Subtle timing differences, on the other hand, are critical, Leonhart said, citing a triplet figure in the beginning of Steely Dan’s song “Josie.”

“The tendency is to start rushing it, to get excited,” Leonhart said. But the key is “to lay it back, don’t rush, make sure it’s not ahead of the snare drum. It changes the slingshot effect of where things snap and pop.”

Simon plays with timing constantly, surfing bar lines. He squeezes lyrics like “cinematographer” — six short notes — into the space of a two-syllable word, and will “land on a long word with a consonant at the end, so that you really hear the word,” he said. “My brain is working that way — it’s dividing up everything. I really have a certain sense of where the pocket of the groove is, and I know when you have to reinforce it and I know when you want to leave it.”

Musicians like Simon consider slight timing variations so crucial that they eschew the drum machines commonly used in recordings. Levitin says Stevie Wonder uses a drum machine because it has so many percussion voices, but inserts human-inflected alterations, essentially mistakes, so beats do not always line up perfectly.

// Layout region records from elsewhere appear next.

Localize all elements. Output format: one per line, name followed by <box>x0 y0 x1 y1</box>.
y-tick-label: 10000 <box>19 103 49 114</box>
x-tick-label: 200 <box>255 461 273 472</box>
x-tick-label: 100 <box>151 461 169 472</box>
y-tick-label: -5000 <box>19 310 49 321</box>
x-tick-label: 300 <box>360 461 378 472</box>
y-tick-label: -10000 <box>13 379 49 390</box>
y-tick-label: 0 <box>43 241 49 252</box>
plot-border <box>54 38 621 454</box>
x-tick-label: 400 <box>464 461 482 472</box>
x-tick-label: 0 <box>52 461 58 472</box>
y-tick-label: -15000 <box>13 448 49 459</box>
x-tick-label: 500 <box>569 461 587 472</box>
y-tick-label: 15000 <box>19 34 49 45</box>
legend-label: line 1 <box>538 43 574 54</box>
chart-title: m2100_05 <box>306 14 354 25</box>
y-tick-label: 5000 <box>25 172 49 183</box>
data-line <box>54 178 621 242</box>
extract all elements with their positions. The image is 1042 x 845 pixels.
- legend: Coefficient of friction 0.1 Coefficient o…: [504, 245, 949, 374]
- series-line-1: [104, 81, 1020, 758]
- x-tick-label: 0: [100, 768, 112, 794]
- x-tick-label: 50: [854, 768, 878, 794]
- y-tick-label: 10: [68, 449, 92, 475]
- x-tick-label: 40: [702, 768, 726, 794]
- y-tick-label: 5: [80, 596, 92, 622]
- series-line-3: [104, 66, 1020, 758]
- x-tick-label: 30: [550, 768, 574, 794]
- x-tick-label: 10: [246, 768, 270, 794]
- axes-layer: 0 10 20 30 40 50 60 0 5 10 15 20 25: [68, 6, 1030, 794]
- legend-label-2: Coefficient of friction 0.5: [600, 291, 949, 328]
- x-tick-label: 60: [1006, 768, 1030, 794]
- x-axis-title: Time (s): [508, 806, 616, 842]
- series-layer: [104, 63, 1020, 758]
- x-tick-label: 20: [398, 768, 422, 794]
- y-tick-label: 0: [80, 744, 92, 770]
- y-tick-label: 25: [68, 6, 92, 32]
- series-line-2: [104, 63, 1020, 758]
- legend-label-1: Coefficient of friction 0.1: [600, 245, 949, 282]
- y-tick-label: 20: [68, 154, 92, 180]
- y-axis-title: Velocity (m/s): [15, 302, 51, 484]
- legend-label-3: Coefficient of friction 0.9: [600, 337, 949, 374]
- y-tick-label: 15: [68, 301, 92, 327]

And Geoff Emerick, a recording engineer for the Beatles, said: “Often when we were recording some of those Beatles rhythm tracks, there might be an error incorporated, and you would say, ‘That error sounds rather good,’ and we would actually elaborate on that.

“When everything is perfectly in time, the ear or mind tends to ignore it, much like a clock ticking in your bedroom — after a while you don’t hear it.”